Villa Mas lokantasında üç değişik şekilde hazırlanmış karidesler yiyoruz. Garsonun önerisi; karidesin gövdesini yerken başka, kafasındaki suyu emerken başka şarap...
Sömeliye Morrelo elinde bizim ısmarlamadığımız iki şişe şarap ile masamıza yaklaşıyor. “Birazdan önünüze gelecek Palamos karidesleri ile bu şarapları bir deneyin” diyor.
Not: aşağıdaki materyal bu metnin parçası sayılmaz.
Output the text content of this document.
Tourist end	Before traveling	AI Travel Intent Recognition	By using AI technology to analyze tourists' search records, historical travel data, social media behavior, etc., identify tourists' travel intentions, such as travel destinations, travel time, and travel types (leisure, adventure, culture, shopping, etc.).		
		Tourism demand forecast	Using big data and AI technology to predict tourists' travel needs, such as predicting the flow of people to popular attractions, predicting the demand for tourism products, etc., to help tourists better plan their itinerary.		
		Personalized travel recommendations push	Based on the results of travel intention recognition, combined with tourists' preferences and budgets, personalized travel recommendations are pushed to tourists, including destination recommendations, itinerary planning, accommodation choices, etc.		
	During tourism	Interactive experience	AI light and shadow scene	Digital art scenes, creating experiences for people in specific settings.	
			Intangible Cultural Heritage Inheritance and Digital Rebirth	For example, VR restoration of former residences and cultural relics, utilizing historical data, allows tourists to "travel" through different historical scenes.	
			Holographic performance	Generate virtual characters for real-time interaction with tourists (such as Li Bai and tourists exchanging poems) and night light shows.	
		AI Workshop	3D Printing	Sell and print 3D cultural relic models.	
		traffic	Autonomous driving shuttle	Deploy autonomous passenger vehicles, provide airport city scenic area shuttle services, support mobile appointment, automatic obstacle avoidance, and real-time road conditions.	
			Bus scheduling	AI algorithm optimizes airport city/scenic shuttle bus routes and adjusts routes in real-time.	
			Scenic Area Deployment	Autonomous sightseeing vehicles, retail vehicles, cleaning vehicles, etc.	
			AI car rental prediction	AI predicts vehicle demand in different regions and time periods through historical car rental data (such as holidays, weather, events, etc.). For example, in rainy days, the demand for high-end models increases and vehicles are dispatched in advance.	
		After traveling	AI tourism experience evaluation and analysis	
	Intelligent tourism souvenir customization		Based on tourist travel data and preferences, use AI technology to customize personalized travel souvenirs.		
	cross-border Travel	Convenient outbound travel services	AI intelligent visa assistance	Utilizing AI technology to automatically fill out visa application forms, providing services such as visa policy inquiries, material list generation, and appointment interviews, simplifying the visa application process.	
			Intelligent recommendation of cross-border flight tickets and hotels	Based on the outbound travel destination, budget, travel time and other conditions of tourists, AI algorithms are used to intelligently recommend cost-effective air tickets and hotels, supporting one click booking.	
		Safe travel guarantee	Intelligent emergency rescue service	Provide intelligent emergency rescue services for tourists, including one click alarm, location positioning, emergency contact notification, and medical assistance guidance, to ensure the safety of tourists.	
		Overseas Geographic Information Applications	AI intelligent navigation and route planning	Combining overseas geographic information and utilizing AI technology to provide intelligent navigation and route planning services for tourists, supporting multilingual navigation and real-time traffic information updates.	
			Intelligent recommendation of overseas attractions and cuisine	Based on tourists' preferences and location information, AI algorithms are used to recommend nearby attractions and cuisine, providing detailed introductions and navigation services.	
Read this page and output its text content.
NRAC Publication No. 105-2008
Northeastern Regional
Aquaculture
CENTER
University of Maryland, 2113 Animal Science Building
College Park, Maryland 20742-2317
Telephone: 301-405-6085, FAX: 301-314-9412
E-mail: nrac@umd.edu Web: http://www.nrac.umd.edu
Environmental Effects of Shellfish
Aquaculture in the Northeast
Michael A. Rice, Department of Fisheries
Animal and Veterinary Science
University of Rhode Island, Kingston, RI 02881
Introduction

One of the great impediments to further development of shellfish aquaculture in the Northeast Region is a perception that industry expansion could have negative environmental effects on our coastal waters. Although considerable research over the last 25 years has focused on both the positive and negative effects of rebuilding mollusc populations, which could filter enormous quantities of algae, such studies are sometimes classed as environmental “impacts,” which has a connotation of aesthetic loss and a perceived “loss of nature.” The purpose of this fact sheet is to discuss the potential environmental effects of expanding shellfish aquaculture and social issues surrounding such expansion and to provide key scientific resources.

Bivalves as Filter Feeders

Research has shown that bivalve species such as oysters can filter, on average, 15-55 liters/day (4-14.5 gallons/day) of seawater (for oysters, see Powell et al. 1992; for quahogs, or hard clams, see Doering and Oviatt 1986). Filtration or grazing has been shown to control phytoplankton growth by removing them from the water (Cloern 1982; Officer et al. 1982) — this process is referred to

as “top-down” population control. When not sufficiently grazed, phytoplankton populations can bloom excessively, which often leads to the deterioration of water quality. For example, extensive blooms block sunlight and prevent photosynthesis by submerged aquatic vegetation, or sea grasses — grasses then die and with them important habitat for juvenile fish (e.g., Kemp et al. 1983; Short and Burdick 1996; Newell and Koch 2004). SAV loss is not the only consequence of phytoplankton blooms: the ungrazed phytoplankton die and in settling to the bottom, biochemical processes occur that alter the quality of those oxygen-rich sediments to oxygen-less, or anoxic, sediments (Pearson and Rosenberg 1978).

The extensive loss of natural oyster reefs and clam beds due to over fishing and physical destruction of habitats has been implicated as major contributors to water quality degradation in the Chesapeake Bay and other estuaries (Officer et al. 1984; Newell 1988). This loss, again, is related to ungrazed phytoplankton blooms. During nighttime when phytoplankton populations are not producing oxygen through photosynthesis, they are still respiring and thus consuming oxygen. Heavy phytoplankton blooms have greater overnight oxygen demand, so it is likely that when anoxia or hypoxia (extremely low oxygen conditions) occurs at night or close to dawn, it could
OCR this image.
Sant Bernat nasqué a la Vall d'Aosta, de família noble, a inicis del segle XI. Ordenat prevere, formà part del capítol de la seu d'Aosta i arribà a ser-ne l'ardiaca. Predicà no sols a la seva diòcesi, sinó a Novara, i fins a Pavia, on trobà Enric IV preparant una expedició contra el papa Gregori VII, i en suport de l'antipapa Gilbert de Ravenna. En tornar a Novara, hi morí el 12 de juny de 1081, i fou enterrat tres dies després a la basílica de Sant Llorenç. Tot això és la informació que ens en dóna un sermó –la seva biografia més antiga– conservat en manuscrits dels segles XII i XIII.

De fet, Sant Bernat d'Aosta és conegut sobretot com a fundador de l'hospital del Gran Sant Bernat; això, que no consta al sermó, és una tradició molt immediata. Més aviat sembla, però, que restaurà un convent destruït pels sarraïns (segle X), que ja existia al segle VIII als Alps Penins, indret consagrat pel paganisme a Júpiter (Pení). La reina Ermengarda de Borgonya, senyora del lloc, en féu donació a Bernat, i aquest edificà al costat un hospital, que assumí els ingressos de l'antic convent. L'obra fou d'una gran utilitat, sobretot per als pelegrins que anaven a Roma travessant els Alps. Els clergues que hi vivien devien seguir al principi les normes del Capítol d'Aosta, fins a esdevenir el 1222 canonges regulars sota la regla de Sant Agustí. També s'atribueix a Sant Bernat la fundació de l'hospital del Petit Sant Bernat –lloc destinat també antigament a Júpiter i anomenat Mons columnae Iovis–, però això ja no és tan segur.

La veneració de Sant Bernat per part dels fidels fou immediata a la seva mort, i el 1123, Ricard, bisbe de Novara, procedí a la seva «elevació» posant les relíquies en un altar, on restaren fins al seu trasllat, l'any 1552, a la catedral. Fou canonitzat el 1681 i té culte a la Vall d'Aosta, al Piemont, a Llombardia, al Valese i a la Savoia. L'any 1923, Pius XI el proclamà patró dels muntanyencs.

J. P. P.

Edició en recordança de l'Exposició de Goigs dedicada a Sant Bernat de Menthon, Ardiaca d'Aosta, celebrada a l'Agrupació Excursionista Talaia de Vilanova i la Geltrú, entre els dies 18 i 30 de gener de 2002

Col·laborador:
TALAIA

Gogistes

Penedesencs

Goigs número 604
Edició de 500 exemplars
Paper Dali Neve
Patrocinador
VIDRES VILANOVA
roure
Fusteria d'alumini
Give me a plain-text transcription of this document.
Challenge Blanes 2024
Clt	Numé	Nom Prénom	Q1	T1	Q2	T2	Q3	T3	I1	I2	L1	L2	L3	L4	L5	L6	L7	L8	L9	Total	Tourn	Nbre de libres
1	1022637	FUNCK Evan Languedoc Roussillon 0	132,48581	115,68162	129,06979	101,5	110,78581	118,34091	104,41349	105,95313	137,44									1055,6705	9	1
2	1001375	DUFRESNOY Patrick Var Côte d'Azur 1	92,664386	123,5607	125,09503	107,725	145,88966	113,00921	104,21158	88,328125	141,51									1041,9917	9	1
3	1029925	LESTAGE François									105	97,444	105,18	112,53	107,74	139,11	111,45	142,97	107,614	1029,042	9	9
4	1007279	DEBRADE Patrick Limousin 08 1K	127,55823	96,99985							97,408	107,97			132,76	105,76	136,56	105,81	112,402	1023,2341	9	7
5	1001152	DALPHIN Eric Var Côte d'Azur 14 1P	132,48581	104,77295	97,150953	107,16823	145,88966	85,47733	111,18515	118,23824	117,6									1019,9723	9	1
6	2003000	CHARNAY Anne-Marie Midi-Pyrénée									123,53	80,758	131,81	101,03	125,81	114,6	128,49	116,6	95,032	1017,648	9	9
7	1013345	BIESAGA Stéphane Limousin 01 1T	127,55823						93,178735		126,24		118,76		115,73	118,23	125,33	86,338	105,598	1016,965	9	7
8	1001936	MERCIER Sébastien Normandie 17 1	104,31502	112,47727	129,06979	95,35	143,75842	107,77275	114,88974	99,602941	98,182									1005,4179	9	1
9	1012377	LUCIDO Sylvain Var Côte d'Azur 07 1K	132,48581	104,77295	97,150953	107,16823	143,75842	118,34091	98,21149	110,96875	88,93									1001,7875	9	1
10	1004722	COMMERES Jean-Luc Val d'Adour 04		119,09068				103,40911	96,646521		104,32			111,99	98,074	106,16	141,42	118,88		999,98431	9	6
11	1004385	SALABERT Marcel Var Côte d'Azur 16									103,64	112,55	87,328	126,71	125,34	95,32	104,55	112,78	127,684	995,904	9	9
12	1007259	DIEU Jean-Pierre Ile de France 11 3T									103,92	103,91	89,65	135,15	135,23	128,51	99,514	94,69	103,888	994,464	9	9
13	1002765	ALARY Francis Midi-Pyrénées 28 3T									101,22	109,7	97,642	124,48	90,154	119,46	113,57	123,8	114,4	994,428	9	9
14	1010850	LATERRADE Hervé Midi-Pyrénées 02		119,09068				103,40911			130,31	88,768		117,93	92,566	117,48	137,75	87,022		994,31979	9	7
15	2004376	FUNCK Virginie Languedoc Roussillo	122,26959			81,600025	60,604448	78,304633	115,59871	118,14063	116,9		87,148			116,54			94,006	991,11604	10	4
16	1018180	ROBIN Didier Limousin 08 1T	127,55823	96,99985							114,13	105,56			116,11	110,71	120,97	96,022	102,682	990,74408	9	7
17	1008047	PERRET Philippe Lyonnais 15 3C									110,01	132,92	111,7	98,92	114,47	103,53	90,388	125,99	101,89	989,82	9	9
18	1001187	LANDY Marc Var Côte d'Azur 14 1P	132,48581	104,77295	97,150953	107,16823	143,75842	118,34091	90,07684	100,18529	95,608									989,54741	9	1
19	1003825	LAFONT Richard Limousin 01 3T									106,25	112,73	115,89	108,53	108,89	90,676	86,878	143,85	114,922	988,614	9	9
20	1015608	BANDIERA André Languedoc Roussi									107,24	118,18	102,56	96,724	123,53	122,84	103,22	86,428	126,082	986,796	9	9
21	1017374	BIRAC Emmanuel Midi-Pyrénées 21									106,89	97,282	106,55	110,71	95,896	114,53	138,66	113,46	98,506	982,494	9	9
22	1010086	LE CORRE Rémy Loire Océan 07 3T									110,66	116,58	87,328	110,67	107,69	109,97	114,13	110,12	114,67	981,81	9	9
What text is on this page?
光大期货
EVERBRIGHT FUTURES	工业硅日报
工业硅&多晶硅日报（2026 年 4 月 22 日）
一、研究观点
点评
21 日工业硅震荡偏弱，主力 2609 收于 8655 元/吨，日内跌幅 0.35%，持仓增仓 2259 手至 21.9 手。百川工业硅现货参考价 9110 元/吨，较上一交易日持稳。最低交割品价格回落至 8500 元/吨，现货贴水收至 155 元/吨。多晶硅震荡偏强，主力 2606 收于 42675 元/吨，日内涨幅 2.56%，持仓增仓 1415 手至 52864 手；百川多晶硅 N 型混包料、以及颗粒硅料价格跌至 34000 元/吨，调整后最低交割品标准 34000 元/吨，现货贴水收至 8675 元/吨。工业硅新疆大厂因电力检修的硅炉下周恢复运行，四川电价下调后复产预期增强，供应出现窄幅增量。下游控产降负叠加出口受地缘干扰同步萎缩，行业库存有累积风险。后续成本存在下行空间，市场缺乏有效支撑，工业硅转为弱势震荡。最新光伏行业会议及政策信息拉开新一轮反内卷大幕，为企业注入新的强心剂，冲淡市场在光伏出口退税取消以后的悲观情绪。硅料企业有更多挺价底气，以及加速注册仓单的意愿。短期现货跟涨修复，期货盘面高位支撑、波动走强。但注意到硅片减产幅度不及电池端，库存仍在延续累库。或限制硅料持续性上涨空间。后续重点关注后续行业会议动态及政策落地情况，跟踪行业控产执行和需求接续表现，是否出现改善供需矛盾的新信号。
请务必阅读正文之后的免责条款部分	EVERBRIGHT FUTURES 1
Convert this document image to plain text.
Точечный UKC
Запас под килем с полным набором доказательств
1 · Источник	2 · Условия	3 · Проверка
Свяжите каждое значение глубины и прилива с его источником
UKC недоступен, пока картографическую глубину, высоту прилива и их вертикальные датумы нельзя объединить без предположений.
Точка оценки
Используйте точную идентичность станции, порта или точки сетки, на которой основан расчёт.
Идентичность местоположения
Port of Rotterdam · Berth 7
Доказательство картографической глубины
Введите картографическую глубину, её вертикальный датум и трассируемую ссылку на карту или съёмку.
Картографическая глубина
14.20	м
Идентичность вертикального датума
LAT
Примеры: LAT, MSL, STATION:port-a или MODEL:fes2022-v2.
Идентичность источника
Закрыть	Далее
Bu muhteşem karidesleri yiyeceğimi önceden bildiğim için onlar ve başka deniz ürünleri ile uyumlu bir şarap ısmarlamıştım önceden. Çok sevdiğim bir Bourgogne. Beyaz. 2004 François Jobard Meursault Genevrieres. Sömeliyenin elindeki iki şişeye bakıyorum. Biri Fino Sherry. Diğeri ise bir Alman Riesling’i. 2007 Wittman Riesling Trocken.
Bir, adı üstünde, şarap değil şeri. Diğeri ise dünyanın asidite açısından en zengin üzümünden yapılmış. Birbirlerinin zıttı...
Morrelo şaşkın bakışlarımı anlayışla karşılıyor ve hemen açıklıyor: “Karidesin kafasındaki suyu emerken şeriyi tavsiye ederim. Gövde kısmı ile de Riesling şarabını”. Olabilir... Tam ikna olmuş değilim. Ama burası herhangi bir lokanta değil. Katalunya’nın, Barcelona dahil, şarap mönüsü açısından en zengin lokantası.
Karidesin gövdesini ısırıp Bourgogne yudumluyorum
S’Agaro kasabasının San Pol adı verilen kıyısında bulunan Villa Mas lokantası burası. Sahibi Carlos Orta aslında avukat. İspanya’nın önde gelen damaklarından biri. Özellikle Bourgogne kolleksiyonu dünya çapında. Fiyatlar da inanılmaz. Neredeyse perakende fiyatları. Ama listedeki şarapların çoğu piyasada olmadığı için fiyatlar müzayede fiyatlarının altında. Az sonra önümüze karides konuyor. 200-400 metre derinlikten gelen bu karidesler dünyanın en lezzetli bir-iki karides türünden. Ülkemizde böylesi yok. Üç farklı şekilde pişirmişler. Bir karides çiğ. Marine edilmiş. İkincisi deniz suyu buharında pişmiş. Sonuncusu ise a la plancha. Sac tava...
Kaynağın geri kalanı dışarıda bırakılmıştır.